Nobel Prize Honors Pioneering Body's Defenses Discoveries
The prestigious award in medical science has been awarded for revolutionary discoveries that clarify how the immune system attacks dangerous infections while protecting the body's own cells.
A trio of renowned scientists—Japan's Prof. Sakaguchi and American scientists Dr. Brunkow and Fred Ramsdell—received this accolade.
The work uncovered unique "security guards" within the immune system that remove rogue defense cells capable of attacking the organism.
These discoveries are now paving the way for innovative therapies for immune disorders and cancer.
The winners will share a monetary award valued at 11 million Swedish kronor.
Crucial Discoveries
"The work has been decisive for comprehending how the body's defenses operates and why we do not all suffer from serious autoimmune diseases," stated the head of the award panel.
This team's studies address a fundamental mystery: How does the immune system defend us from numerous invaders while keeping our healthy cells intact?
Our body's protection system uses white blood cells that scan for signs of disease, including pathogens and bacteria it has never encountered.
Such cells utilize detectors—called receptors—that are generated randomly in a vast number of combinations.
This provides the defense network the capacity to fight a wide array of threats, but the randomness of the mechanism unavoidably creates white blood cells that may attack the host.
Security Guards of the Body
Researchers earlier knew that some of these harmful white blood cells were destroyed in the thymus—where white blood cells develop.
This year's Nobel Prize honors the identification of regulatory T-cells—known as the immune system's "security guards"—which travel through the body to disarm other defenders that attack the body's own tissues.
It is known that this process malfunctions in self-attack conditions such as type-1 diabetes, multiple sclerosis, and rheumatoid arthritis.
The prize committee stated, "The discoveries have laid the foundation for a novel area of research and spurred the development of innovative treatments, for instance for tumors and autoimmune diseases."
In cancer, regulatory T-cells block the system from attacking the growth, so research are aimed at reducing their numbers.
For autoimmune diseases, trials are exploring boosting regulatory T-cells so the body is not under attack. A comparable approach could also be useful in reducing the risks of transplanted organ failure.
Pioneering Studies
Prof Shimon Sakaguchi, of a Japanese institution, conducted tests on mice that had their immune gland extracted, leading to self-attack conditions.
He showed that introducing immune cells from other animals could stop the disease—suggesting there was a system for blocking defenders from harming the body.
Dr.
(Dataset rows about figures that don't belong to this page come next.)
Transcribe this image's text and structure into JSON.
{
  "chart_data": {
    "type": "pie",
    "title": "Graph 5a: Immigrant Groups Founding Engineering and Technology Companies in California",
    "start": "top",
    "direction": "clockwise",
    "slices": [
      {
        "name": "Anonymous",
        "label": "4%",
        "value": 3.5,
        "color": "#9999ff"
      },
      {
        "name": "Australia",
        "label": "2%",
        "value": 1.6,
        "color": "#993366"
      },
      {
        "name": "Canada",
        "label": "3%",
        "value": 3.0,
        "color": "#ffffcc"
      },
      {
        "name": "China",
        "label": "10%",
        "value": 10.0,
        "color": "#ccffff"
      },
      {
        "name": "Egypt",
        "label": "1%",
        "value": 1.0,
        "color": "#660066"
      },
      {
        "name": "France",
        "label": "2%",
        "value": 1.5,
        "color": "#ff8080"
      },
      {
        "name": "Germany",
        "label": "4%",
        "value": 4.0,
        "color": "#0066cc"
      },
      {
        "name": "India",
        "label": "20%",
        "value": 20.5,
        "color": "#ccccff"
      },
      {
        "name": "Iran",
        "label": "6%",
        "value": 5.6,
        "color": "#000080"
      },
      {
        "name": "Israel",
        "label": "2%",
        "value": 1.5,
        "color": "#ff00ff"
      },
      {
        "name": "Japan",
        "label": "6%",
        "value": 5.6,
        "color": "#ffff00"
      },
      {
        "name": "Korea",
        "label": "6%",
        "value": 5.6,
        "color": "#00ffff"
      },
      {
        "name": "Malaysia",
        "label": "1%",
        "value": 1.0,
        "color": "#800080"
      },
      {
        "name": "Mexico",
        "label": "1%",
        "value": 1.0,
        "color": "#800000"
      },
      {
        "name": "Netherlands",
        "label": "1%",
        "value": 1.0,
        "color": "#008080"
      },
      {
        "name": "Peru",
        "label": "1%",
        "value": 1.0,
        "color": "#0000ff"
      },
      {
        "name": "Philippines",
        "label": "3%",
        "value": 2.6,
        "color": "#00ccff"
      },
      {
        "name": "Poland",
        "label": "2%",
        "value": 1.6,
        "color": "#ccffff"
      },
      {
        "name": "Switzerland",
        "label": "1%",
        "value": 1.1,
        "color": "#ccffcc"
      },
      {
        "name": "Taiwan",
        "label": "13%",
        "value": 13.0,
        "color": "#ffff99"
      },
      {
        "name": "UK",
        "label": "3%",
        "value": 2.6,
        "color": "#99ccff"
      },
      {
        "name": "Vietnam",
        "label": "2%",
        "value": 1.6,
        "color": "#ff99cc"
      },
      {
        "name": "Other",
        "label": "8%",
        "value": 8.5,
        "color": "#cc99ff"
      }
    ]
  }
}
Brunkow, affiliated with the Institute for Systems Biology in Seattle, and Fred Ramsdell, now at a biotech firm in San Francisco, were studying an inherited immune disorder in rodents and humans that led to the discovery of a genetic factor vital for the way regulatory T-cells function.
"The pioneering work has revealed how the body's defenses is kept in check by T-reg cells, preventing it from accidentally attacking the body's own tissues," commented a leading physiology expert.
"The work is a striking illustration of how basic physiological study can have broad implications for public health."